God only knows what the impact of having a ton of data around the world corrupted is. Probably no more than a tiny fraction of the problems related to corruption will ever actually be attributed to the CPUs themselves.
And I don’t know how many systems out there may not be fully-tracked – so they don’t get updates to avoid the problem – and have the CPUs built into them. Industrial automation hardware? Ship navigation systems? Who knows? All kinds of things that might fail in absolutely spectacular ways if they work for a period of time, then down the road, eventually start corrupting data more and more severely.
I mean, Intel might, at best, provide a cash refund for a dead CPU. But they aren’t gonna cover losses from secondary problems, and there’s no realistic way that most businesses and people who bought these could prove them, anyway.
Buying the last CPU they made before this clusterfuck occurred is maybe one of the best things you could have done and still be indirectly affected, as you got a reasonably fast system that wasn’t directly affected – if I’d known about this in advance, rather then Intel not saying anything, I’d have purchased a 12th gen CPU happily rather than another $1k in useless hardware and spent a ton of time to try to resolve my problems. You’ll have the option to, at upgrade time, go AMD or 15th gen Intel and LGA 1851, if you want to hope that Intel’s 15th gen is more solid than their previous two. Just means a new motherboard and, if you’re using DDR4 memory, you’ll need to toss that and buy DDR5.
I would have gone AMD in the first place if this happened at the time of my purchase.
Oh well. Upgrade time is going to be a long way away. My last gaming PC served me well for almost 10 years before I did an in socket upgrade.
I would have gone AMD in the first place if this happened at the time of my purchase.

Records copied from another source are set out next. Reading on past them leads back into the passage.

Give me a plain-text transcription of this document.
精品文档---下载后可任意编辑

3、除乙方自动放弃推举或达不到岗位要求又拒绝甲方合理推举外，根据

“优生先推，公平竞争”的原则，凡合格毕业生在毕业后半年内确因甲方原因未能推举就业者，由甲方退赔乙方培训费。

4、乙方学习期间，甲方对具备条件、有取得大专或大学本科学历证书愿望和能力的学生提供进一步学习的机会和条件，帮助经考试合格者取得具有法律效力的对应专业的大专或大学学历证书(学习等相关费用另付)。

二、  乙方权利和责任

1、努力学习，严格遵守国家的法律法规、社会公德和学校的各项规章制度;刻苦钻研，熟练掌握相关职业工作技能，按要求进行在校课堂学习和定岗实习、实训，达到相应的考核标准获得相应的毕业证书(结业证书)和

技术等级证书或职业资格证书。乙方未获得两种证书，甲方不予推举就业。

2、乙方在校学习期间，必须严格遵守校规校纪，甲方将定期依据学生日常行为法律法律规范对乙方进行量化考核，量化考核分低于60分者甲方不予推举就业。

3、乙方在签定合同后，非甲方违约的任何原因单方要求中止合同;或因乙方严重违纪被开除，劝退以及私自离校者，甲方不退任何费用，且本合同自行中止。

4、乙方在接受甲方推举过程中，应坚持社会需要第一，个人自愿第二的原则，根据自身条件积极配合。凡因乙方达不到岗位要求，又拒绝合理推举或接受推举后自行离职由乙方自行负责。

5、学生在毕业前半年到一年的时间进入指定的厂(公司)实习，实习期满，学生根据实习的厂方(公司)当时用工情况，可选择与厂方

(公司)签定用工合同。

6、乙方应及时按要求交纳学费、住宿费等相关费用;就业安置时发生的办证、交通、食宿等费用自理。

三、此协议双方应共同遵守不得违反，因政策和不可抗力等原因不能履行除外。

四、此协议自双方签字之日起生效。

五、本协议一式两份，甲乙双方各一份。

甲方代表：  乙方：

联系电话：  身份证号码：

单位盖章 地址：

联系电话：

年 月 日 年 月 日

Well, you’ve got better judgement than me. l’d been running just Intel for ~25 years and was comfortable with them, and even when ordering the replacement, still wasn’t absolutely certain that the CPU was at fault until the replacement (temporarily, for a few months) resolved all the problems.
Moving forward, I expect I’ll use AMD unless they manage to do something like this.
My last gaming PC served me well for almost 10 years before I did an in socket upgrade.
Yeah, not a lot of annual single-threaded performance improvements since the early 2000s. Can very easily use older CPUs just fine for a long time these days, depending upon workload.
Anyone who knows of this and buys 15th gen over AMD is a fool imo. The risk is just so high and AMD has become so solid in the last decade.
And people laughed at me for sticking with my MOS 6502. Who’s laughing now?
“Pure, passive cooling. No fans or moving parts. Will be working a century from now.”
I thought I read that Intel said this was from messing with voltages? I have had plenty of these processors in the last couple of years and never experienced crashes, but I don’t overclock
That was one initial theory, but it’s known to not be the cause. An earlier video that Steve Burke and Wendell from A1techs did had Wendell examine several hundred CPUs that were running in servers on non-Z790 motherboards (another source of potential problems that was initially blamed) at conservative settings, known and logged temperature for the lifetime of the server (so not temperature). He still saw about a 50% failure rate.
I also personally destroyed one of my CPUs with motherboard default settings, and the other with Intel’s recommended settings (less aggressive than the motherboard defaults), so I can personally attest to this not just being people running with crazy voltages or something.
There may also be other issues that people have caused by doing something else, but the elephant in the room has been narrowed down to processors destroying themselves while running well within spec.